Jeder Arbeitnehmer hat Anspruch auf ein Arbeitszeugnis
Für alle Arbeitnehmer gilt § 109 Gewerbeordnung (GewO). Danach ist der Arbeitgeber verpflichtet, bei Beendigung des Arbeitsverhältnisses ein schriftliches Zeugnis auszustellen.
§ 109 Zeugnis
(1) Der Arbeitnehmer hat bei Beendigung eines Arbeitsverhältnisses Anspruch auf ein schriftliches Zeugnis. Das Zeugnis muss mindestens Angaben zu Art und Dauer der Tätigkeit (einfaches Zeugnis) enthalten. Der Arbeitnehmer kann verlangen, dass sich die Angaben darüber hinaus auf Leistung und Verhalten im Arbeitsverhältnis (qualifiziertes Zeugnis) erstrecken.
(2) Das Zeugnis muss klar und verständlich formuliert sein. Es darf keine Merkmale oder Formulierungen enthalten, die den Zweck haben, eine andere als aus der äußeren Form oder aus dem Wortlaut ersichtliche Aussage über den Arbeitnehmer zu treffen.
(3) Die Erteilung des Zeugnisses in elektronischer Form ist ausgeschlossen.

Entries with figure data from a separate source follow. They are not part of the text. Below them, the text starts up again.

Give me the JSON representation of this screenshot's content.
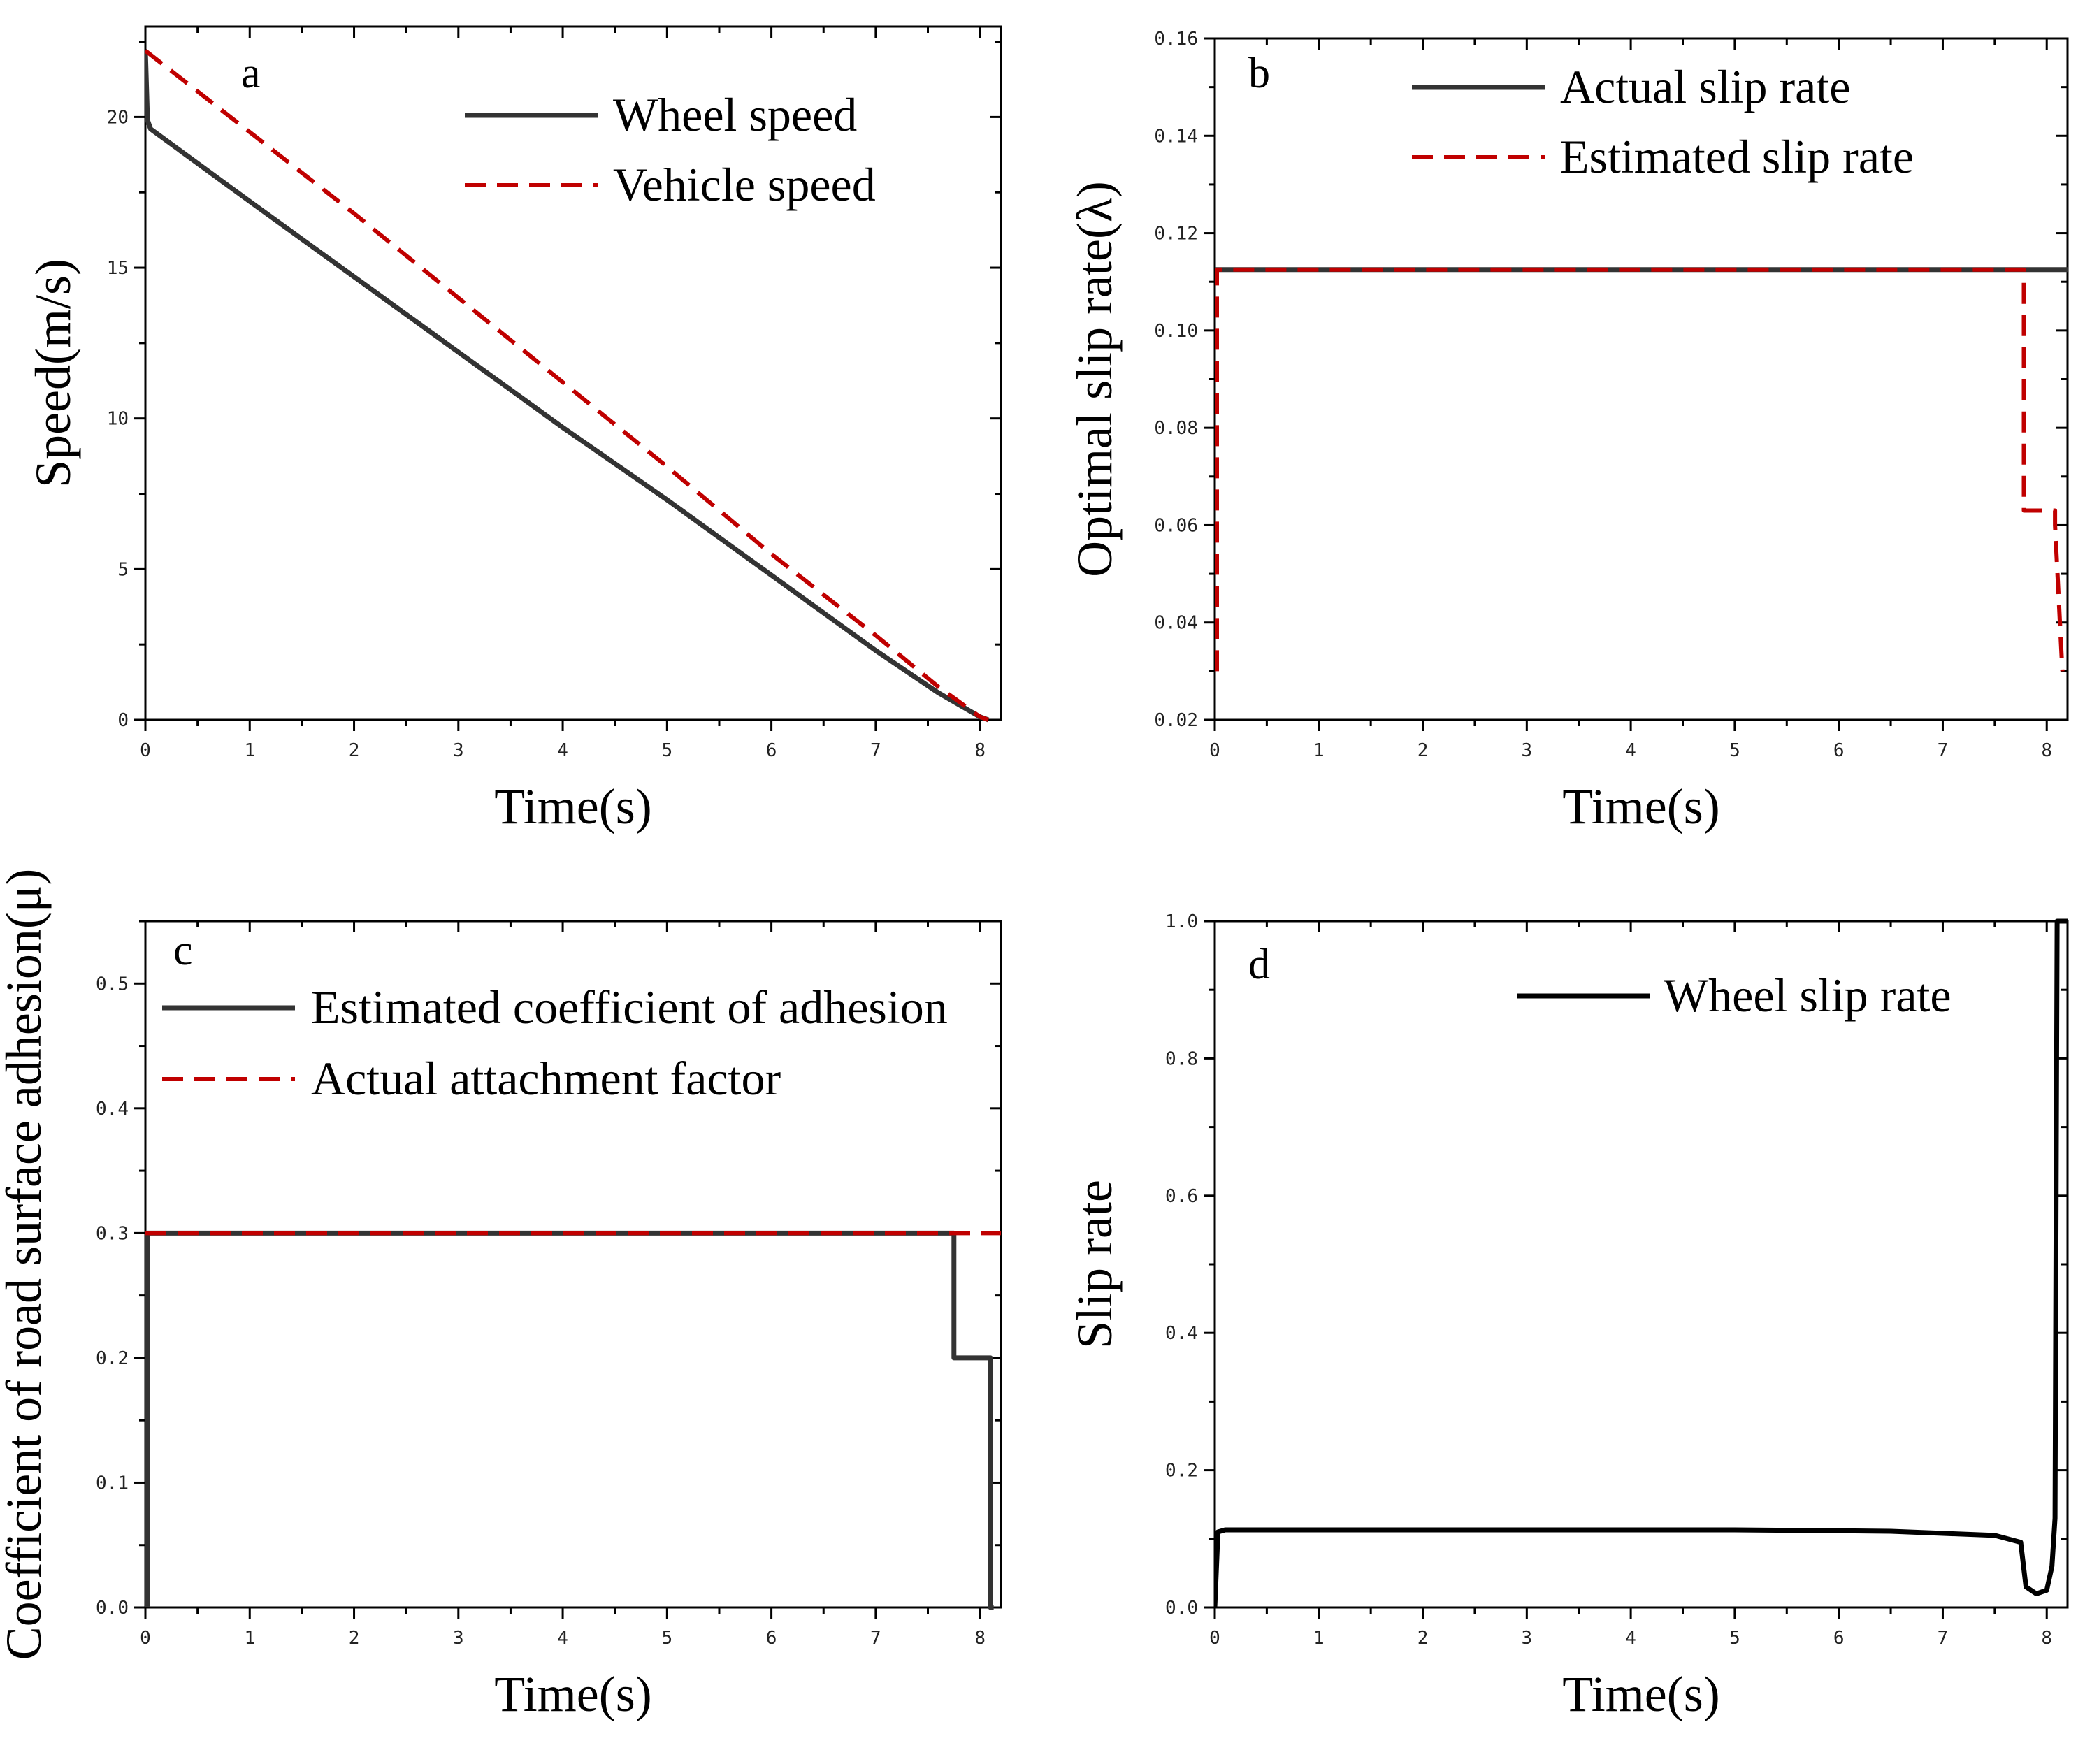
{
  "chart_data": [
    {
      "type": "line",
      "panel": "a",
      "xlabel": "Time(s)",
      "ylabel": "Speed(m/s)",
      "xlim": [
        0,
        8.2
      ],
      "ylim": [
        0,
        23
      ],
      "xticks": [
        "0",
        "1",
        "2",
        "3",
        "4",
        "5",
        "6",
        "7",
        "8"
      ],
      "yticks": [
        "0",
        "5",
        "10",
        "15",
        "20"
      ],
      "legend_position": "top-right",
      "series": [
        {
          "name": "Wheel speed",
          "style": "solid",
          "color": "#333333",
          "x": [
            0,
            0.02,
            0.05,
            1,
            2,
            3,
            4,
            5,
            6,
            7,
            7.6,
            8.0,
            8.08
          ],
          "y": [
            22.2,
            19.9,
            19.6,
            17.2,
            14.7,
            12.2,
            9.7,
            7.3,
            4.8,
            2.3,
            0.9,
            0.1,
            0.0
          ]
        },
        {
          "name": "Vehicle speed",
          "style": "dashed",
          "color": "#c00000",
          "x": [
            0,
            1,
            2,
            3,
            4,
            5,
            6,
            7,
            7.6,
            8.0,
            8.08
          ],
          "y": [
            22.2,
            19.5,
            16.8,
            14.0,
            11.2,
            8.4,
            5.5,
            2.8,
            1.1,
            0.1,
            0.0
          ]
        }
      ]
    },
    {
      "type": "line",
      "panel": "b",
      "xlabel": "Time(s)",
      "ylabel": "Optimal slip rate(λ)",
      "xlim": [
        0,
        8.2
      ],
      "ylim": [
        0.02,
        0.16
      ],
      "xticks": [
        "0",
        "1",
        "2",
        "3",
        "4",
        "5",
        "6",
        "7",
        "8"
      ],
      "yticks": [
        "0.02",
        "0.04",
        "0.06",
        "0.08",
        "0.10",
        "0.12",
        "0.14",
        "0.16"
      ],
      "legend_position": "top-right",
      "series": [
        {
          "name": "Actual slip rate",
          "style": "solid",
          "color": "#333333",
          "x": [
            0,
            8.2
          ],
          "y": [
            0.1125,
            0.1125
          ]
        },
        {
          "name": "Estimated slip rate",
          "style": "dashed",
          "color": "#c00000",
          "x": [
            0.02,
            0.02,
            0.03,
            7.78,
            7.78,
            8.08,
            8.08,
            8.15
          ],
          "y": [
            0.03,
            0.1125,
            0.1125,
            0.1125,
            0.063,
            0.063,
            0.06,
            0.03
          ]
        }
      ]
    },
    {
      "type": "line",
      "panel": "c",
      "xlabel": "Time(s)",
      "ylabel": "Coefficient of road surface adhesion(μ)",
      "xlim": [
        0,
        8.2
      ],
      "ylim": [
        0,
        0.55
      ],
      "xticks": [
        "0",
        "1",
        "2",
        "3",
        "4",
        "5",
        "6",
        "7",
        "8"
      ],
      "yticks": [
        "0.0",
        "0.1",
        "0.2",
        "0.3",
        "0.4",
        "0.5"
      ],
      "legend_position": "top-left",
      "series": [
        {
          "name": "Estimated coefficient of adhesion",
          "style": "solid",
          "color": "#333333",
          "x": [
            0.02,
            0.02,
            0.03,
            7.75,
            7.75,
            8.1,
            8.1,
            8.13
          ],
          "y": [
            0.0,
            0.3,
            0.3,
            0.3,
            0.2,
            0.2,
            0.0,
            0.0
          ]
        },
        {
          "name": "Actual attachment factor",
          "style": "dashed",
          "color": "#c00000",
          "x": [
            0,
            8.2
          ],
          "y": [
            0.3,
            0.3
          ]
        }
      ]
    },
    {
      "type": "line",
      "panel": "d",
      "xlabel": "Time(s)",
      "ylabel": "Slip rate",
      "xlim": [
        0,
        8.2
      ],
      "ylim": [
        0,
        1.0
      ],
      "xticks": [
        "0",
        "1",
        "2",
        "3",
        "4",
        "5",
        "6",
        "7",
        "8"
      ],
      "yticks": [
        "0.0",
        "0.2",
        "0.4",
        "0.6",
        "0.8",
        "1.0"
      ],
      "legend_position": "top-right",
      "series": [
        {
          "name": "Wheel slip rate",
          "style": "solid",
          "color": "#000000",
          "x": [
            0,
            0.03,
            0.1,
            1,
            3,
            5,
            6.5,
            7.5,
            7.75,
            7.8,
            7.9,
            8.0,
            8.05,
            8.08,
            8.1,
            8.12,
            8.2
          ],
          "y": [
            0.0,
            0.11,
            0.113,
            0.113,
            0.113,
            0.113,
            0.111,
            0.105,
            0.095,
            0.03,
            0.02,
            0.025,
            0.06,
            0.13,
            1.0,
            1.0,
            1.0
          ]
        }
      ]
    }
  ],
  "panels": {
    "a": {
      "label": "a",
      "legend": [
        "Wheel speed",
        "Vehicle speed"
      ]
    },
    "b": {
      "label": "b",
      "legend": [
        "Actual slip rate",
        "Estimated slip rate"
      ]
    },
    "c": {
      "label": "c",
      "legend": [
        "Estimated coefficient of adhesion",
        "Actual attachment factor"
      ]
    },
    "d": {
      "label": "d",
      "legend": [
        "Wheel slip rate"
      ]
    }
  }
}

Ein Arbeitgeber ist nicht verpflichtet, ein Arbeitszeugnis in einer ganz bestimmten Form zu erstellen. Ein Mitarbeiter kann aber verlangen, dass sein Arbeitszeugnis
- ordentlich und sauber
- im Format DIN A 4
- mit Schreibmaschine oder PC
- auf Geschäftspapier erstellt wird (siehe oben).
Bei Rechtschreib- und Grammatikfehlern hat der Arbeitnehmer einen Anspruch auf Berichtigung des Zeugnisses.